Y me quedo solo en busca de una bebida. Me dirijo al bufé cuando una mujer choca conmigo derramando su copa de vino encima de mi raje.
- Perdona, oh lo siento ¡Qué torpe!- intenta limpiarme con una servilleta que le quita a un camarero pero solo hace más desastre.
- Tranquila no pasa nada- suelto sin mirarla cuando por dentro estoy que hecho humo porque odio estás fiestas y lo que más deseo es volver a la mansión con mi esposa.
- Insisto es mi culpa, perdóneme, es que iba. Olvidalo ...- tropieza con sus palabras y se ríe.
Tiene un acento medio italiano que me hace levantar la cabeza, y me encuentro con una morena de ojos verdes y con un vestido del color de sus ojos. Es esbelta y me imagino que debe ser una modelo.
Pero lo que llama mi atención no es eso si no la mujer que se acerca hacia nosotros.
- Alex - es lo primero que sale de sus labios con una sonrisa.
Que no sé si será amable o me traerá problemas.
- Clara - digo en modo de saludo y la reparo como ella lo hace conmigo.
Sigue como siempre es una mujer hermosa, cada mujer es hermosa a su modo. Y Clara en su momento fue parte de mi mundo, pero Berli es mi mundo y eso no tiene comparación.
- Sigues tan apuesto como siempre - intenta alcanzarme a darme un beso pero retrocedo un paso deteniendola en el acto.
- Tú te ves bien- le respondo por cortesía - Sigues igualita.-
Ríe con mis últimas palabras sonrojándose.
- Gracias, me enteré de que te casaste Felicidades, aunque no dejo de pensar que pudimos ser nosotros.

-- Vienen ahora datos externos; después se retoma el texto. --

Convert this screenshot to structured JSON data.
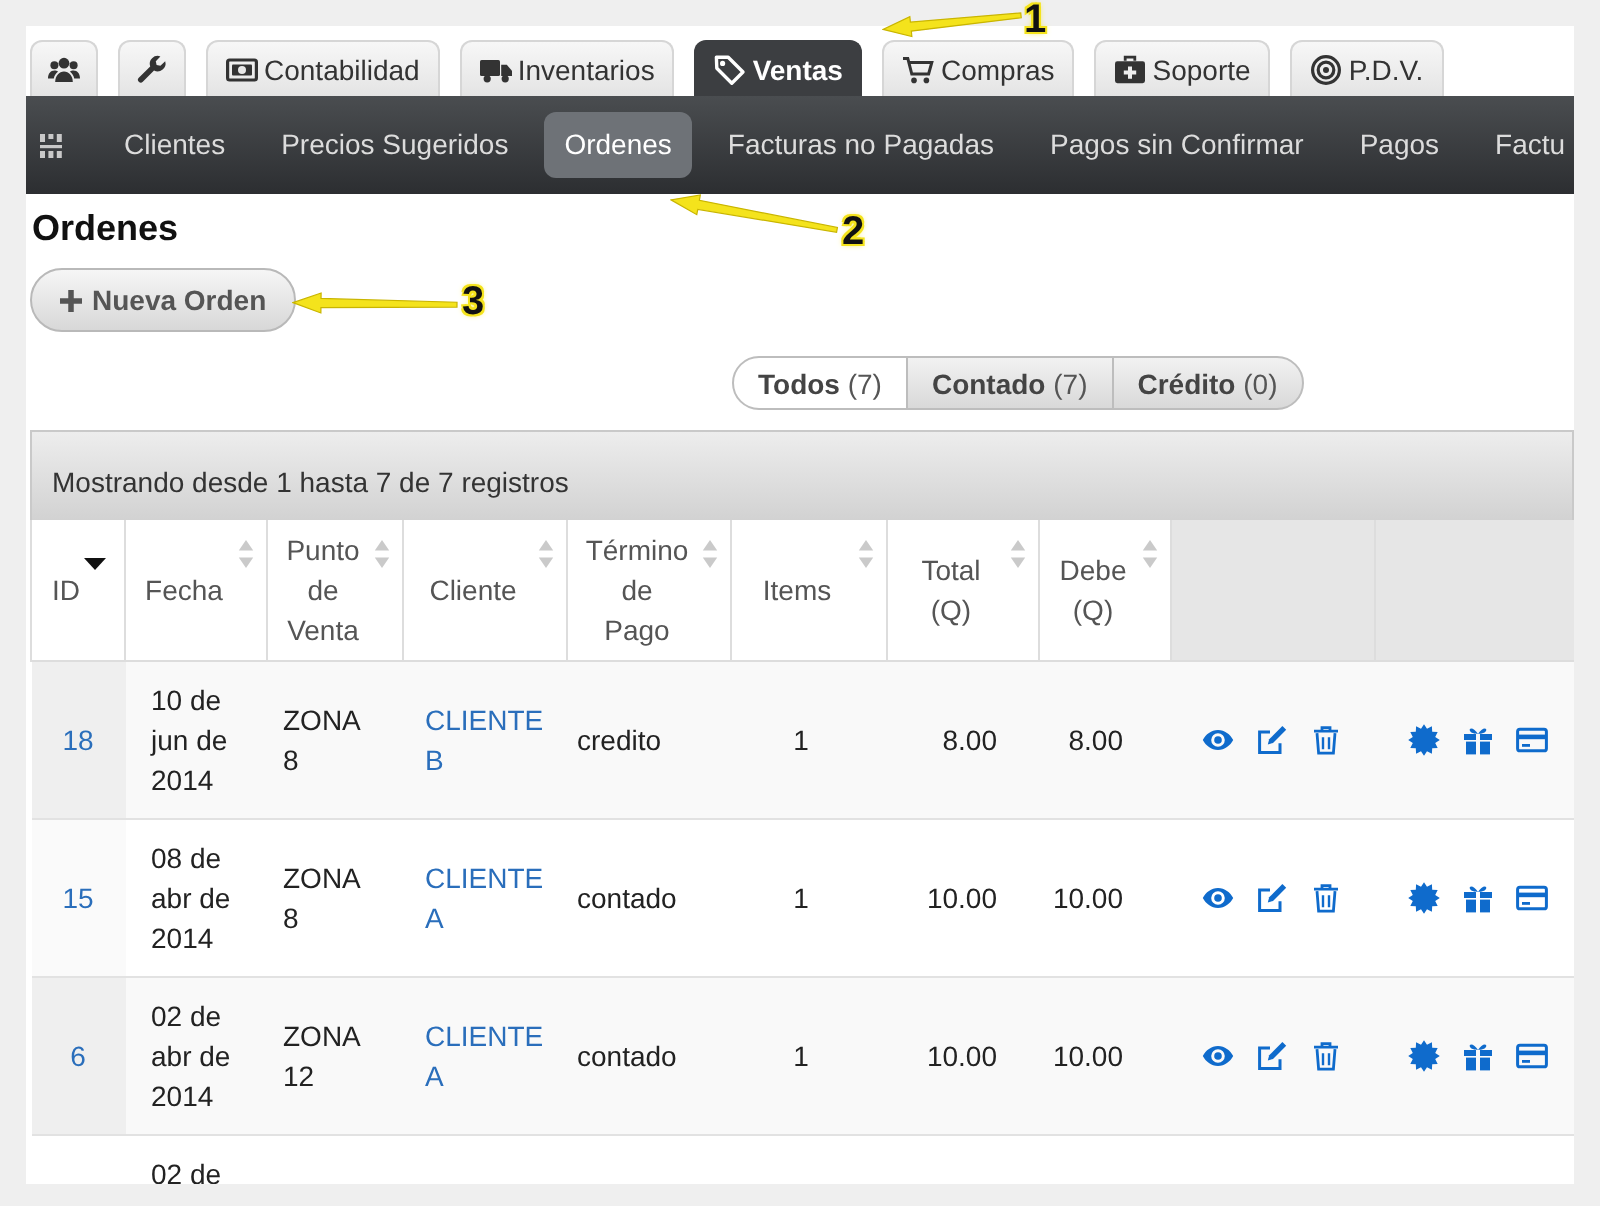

- No creo- respondo cortante.
Y eso la molesta pero lo disimula con una sonrisa y la chica a su lado se aclara la garganta llamando la atención hacia ella.
- Perdón nuevamente, soy Dina señor Hamilton - se disculpa presentándose - Seré candidata para su concurso.
- Te deseo lo mejor Dina, si me disculpan- me alejo de ambas.
Sin querer seguir en ese ambiente tenso.
Mi esposa me espera y algo me dice que sabe bien quién es la rubia que dejó atrás.
Busco algún indicio de enojo en su rostro pero lo único que hace es preguntarme si estoy bien y cuando asiento me besa mejorando mi humor.
- Largemonos de aquí- propongo y ella ríe de acuerdo.
Saliendo ambos de la mano.
Volviendonos un perfecto caos cuando estamos en casa ya que las ropas sobran, cuando le hago el amor a mi esposa y terminamos duchandonos juntos, comiendo y viendo la tele abrazados.
Cosas tan simples que hacen que la vida valga la pena.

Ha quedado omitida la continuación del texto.